Millions of workers could face having to work longer under plans to bring the rise in state pension age forward – a move that would affect people in their early fifties the most.
Currently, the state pension age is due to rise to 67 by April 2028, then gradually to 68, with legislation saying the rise would be phased in between April 2044 and 2046.
However, reports today have suggested the Treasury told the Office for Budget Responsibility (OBR) it is looking to bring this rise forward to 2037.
This would mean around five million workers aged 49 to 55 would have to work an extra year before being able to claim their state pension, costing them around £12,500.
The state pension age, which is currently 66, has been under review since last year with ministers set to examine whether or not it should rise before 2044.
The Treasury said no decision has been made. A spokesperson said: “The state pension age review is currently under way and we cannot pre-empt the outcome.”
The full new state pension is worth £241.30 per week – £12,547.6 per year whilst the basic rate is £184.90 per week – £9,614.8 per year.
From next April, the full rate of the new state pension will exceed the threshold at which people pay income tax, which is frozen at £12,570 until 2030.
The i Paper spoke to experts to understand what people can do now to mitigate the rise in state pension age if it is brought forward.
What to do to mitigate any changes to the state pension age – and your pension savings
Build up a private pension
Brian Byrnes, director of personal finance at Moneybox, said it was vital to build up a private pension to ensure you have financial stability as state pension policy can change at any time.
He said: “For the five million people aged between 49 and 55 who could potentially be affected, there is some reassurance in that these can often be your peak earning years.
“If it’s affordable, increasing pension contributions by just one or two percentage points now could make a meaningful difference by the time you retire, especially when tax relief and employer contributions are factored in.”
Retraining in later life
Steve Webb, former pensioners minister and partner at pension consultancy LCP, suggested that in some cases it can be sensible to look at moving out of work that is physically demanding and retraining for jobs where it will be easier to keep working into your late sixties.
Doing so can ensure you’re earning for longer, without compromising your health.
He said: “We probably all need to do more to look after our health, as poor health is one of the main reasons why people can find themselves dropping out of the labour force in their late fifties or early sixties.”
Find old pension pots
Tracking down and consolidating old pension pots will make it easier to see how much you have saved and how much more you may need in later life.

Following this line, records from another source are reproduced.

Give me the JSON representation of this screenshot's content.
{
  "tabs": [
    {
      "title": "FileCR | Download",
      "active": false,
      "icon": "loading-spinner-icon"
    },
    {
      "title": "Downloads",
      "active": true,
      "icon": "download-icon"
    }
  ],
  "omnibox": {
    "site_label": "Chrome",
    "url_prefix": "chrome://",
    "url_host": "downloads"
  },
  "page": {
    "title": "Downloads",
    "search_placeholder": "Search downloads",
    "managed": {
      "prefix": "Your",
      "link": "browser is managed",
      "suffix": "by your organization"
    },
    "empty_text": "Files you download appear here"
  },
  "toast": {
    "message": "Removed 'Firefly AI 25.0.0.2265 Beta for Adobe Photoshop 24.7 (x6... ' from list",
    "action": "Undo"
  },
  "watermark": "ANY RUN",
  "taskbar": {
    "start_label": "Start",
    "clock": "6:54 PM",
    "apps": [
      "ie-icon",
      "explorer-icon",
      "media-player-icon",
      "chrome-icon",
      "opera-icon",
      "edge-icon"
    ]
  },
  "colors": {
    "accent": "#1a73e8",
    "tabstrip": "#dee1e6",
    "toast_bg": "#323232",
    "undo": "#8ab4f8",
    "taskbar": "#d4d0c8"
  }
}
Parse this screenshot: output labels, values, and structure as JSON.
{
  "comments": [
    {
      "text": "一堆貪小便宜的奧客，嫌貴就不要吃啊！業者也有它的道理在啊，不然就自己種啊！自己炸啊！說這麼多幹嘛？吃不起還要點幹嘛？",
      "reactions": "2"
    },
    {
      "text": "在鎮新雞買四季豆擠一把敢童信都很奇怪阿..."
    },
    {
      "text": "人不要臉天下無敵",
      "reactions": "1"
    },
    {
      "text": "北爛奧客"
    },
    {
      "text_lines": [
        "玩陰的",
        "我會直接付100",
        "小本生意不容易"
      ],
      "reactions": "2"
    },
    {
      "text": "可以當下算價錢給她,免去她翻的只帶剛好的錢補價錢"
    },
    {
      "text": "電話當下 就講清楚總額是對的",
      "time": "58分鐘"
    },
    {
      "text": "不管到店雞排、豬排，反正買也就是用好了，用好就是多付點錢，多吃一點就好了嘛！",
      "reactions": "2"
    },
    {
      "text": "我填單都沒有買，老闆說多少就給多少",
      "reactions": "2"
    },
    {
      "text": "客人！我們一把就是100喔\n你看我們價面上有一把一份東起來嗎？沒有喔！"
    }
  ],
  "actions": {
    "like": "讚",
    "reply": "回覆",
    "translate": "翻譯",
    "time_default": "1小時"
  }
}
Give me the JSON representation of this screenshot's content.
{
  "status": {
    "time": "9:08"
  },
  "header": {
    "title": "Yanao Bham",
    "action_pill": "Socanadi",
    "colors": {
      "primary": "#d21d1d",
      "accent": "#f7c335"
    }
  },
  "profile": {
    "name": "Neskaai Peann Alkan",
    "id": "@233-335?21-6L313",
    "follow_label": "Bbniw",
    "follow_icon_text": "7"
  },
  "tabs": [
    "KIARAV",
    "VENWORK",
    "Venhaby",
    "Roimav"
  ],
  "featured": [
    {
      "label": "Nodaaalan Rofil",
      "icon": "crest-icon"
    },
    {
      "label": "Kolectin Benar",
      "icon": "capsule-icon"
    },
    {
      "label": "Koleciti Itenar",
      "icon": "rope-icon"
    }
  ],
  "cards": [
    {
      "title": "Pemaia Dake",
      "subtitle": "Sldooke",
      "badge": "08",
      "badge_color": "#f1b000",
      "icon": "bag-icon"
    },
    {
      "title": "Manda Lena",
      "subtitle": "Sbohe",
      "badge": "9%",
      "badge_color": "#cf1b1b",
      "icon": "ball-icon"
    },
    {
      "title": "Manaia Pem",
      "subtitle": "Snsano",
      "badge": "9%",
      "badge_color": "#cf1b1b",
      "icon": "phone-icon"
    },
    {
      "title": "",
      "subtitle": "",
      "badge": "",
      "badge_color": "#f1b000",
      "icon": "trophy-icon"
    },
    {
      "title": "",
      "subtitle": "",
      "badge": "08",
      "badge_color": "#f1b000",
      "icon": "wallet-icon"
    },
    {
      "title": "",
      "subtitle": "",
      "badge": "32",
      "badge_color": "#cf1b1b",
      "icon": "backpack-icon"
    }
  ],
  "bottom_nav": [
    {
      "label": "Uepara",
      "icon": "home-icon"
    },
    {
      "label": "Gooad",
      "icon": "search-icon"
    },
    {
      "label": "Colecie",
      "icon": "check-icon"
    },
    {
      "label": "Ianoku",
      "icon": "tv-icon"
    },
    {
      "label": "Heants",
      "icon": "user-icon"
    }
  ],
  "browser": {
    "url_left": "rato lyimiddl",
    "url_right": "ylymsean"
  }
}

You can use the government’s pension tracing service to find old pension pots you think you may have. Alternatively some pension providers have also launched their own pension tracing services.
Check if you can claim extra pension tax relief
Pension contributions receive tax relief from the government. The level of tax relief you get is based on the rate of income tax you pay.
For example, if you are a basic rate taxpayer – 20 per cent – you get 20 per cent tax relief, meaning you only need to pay £80 of your salary towards your pension and you will get £100 going in.
There are limits on the amount you can pay into your pension and receive tax relief on. Broadly, your personal contributions are limited to 100 per cent of your earnings whilst there is another limit of £60,000 that includes your contributions, any employer’s contribution, and tax relief.
Maximise employer contributions
Under auto-enrolment there must be a minimum contribution of 8 per cent. Employers must pay in 3 per cent of your pensionable pay into retirement savings, whilst you pay 5 per cent.
Many employers offer “matching”, where it pays more if you also agree to pay more. If this is the case it’s worth considering.
Keep an eye on your investments
Claire Trott, head of advice at St James’s Place, said it’s worth seeing if your money might be better in an alternative fund to the default choice.
“Defaults are there as a backstop to ensure the money in your pension doesn’t just sit in cash. You have an option to change your investment preference based on your own needs or values.”
Keep your pension invested
If you are planning to use your pension pot to take out several lump sums or to draw income flexibly from it – known as income drawdown – then it is important to think about what to do with what is left.
Your provider will ask you how you want to invest what is remaining in your pot and you can choose which investments you want your money to go into based on your attitude to risk and any plans you have. Some providers will have ready-made investment options for you to pick from.
How much you need for a comfortable retirement
Pension UK’s Retirement Living Standards provide a general gauge of how much people need to save for retirement, based on the lifestyle they want.
It suggests that for a comfortable retirement – where someone has a two-week holiday abroad each year, a car, and eats out each month – a single person would need £45,400 a year and a couple would need £67,200.
It falls to £13,900 for a “minimum” retirement as a single person or £22,500 for a couple.